Today we learn about Lord Nelson, a British maritime hero whose body was preserved on the way back to London by pickling it in a barrel of brandy. Fair warning: Lord Nelson's death is heroic, but the mortuary practice which followed it is gross and may even stop you from drinking for a few hours. However it is a part of this week's Corpses of Interest segment, celebrating the recent discovery of King Richard III buried underneath a parking lot.
Lord Nelson, as you'll recall, is the admiral who defeated Napoleon Bonaparte at the Battle of Trafalgar. The victory provided all sorts of good material for plucky British operettas about eating limes and wearing powdered wigs and such. More specifically, Trafalgar stopped Napoleon from invading Britain, thus sparing us from the prospect of palatable English cuisine.
Back then the military didn't have drones, so Lord Nelson actually had to show up on the deck of his ship to survey the battle personally. Unfortunately for him a French sniper managed to plug him, affording perhaps the most British death in all of history. When the captain of his flagship noticed that the admiral wasn't around, he found Lord Nelson kneeling on the deck and bleeding profusely. Nelson told Captain Hardy, “I do believe they have done it at last... my backbone is shot through.”
That anyone could refer to a musket ball shattering his spinal column and lodging in his gut with such eloquence and politeness is astounding. One time I bent over to pick up a bottle cap and threw my back out, and I could barely even swear coherently. I did manage to swear, profusely in fact, but it took a lot of effort. If I got shot in the back with a musket I would not say things like, “I do believe.” I would say, “AAAAAAAAH! AAAAAAAAAH! BURN FRANCE TO THE GROUND! EVEN PETS!”

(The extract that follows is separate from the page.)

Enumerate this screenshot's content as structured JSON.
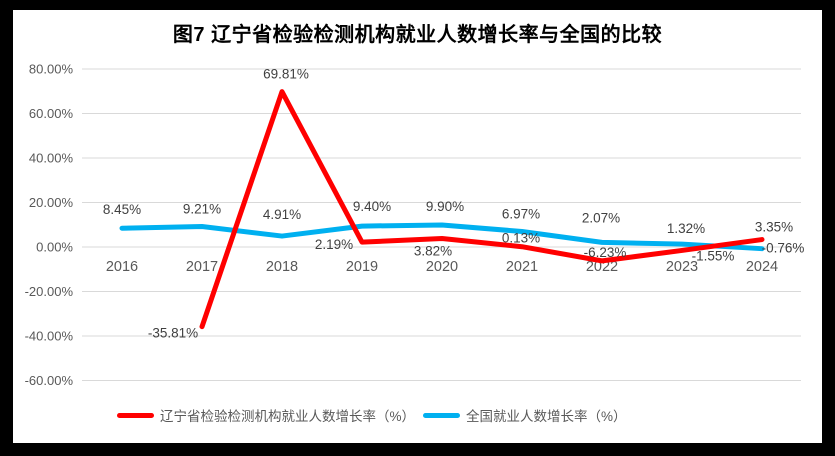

Captain Hardy ordered men to take the bleeding admiral below the decks, but on the way Lord Nelson paused the sailors carrying him so he could instruct a midshipman on how to properly handle a tiller. After relaying these helpful marine instructions despite having a steel marble lodged in his spine, Nelson draped a handkerchief over his face so that he would not cause alarm in the crew. Quite the team player. And again, almost obscenely British in his polite and orderly demeanor.
Lord Nelson died a few minutes later, on the eve of his greatest military achievement. Recognizing that the admiral constituted a great war hero, his men sealed his body in a barrel of brandy they had on hand to pickle it on the return voyage to England.
In Portugal they swapped the brandy out for wine. According to crew hearsay, the level of brandy had dropped precipitously from when they had plopped Lord Nelson in. Made of stout stuff and very likely raging alcoholics, the crew of the HMS Victory went ahead and drank the brandy knowing that it had an admiral stewing in it.
To this day the phrase “tapping the admiral” is a colloquial expression for grabbing a drink, particularly in the British Navy. A macabre reference to Lord Nelson's final voyage, when nasty seamen helped themselves to the brandy they pickled him in.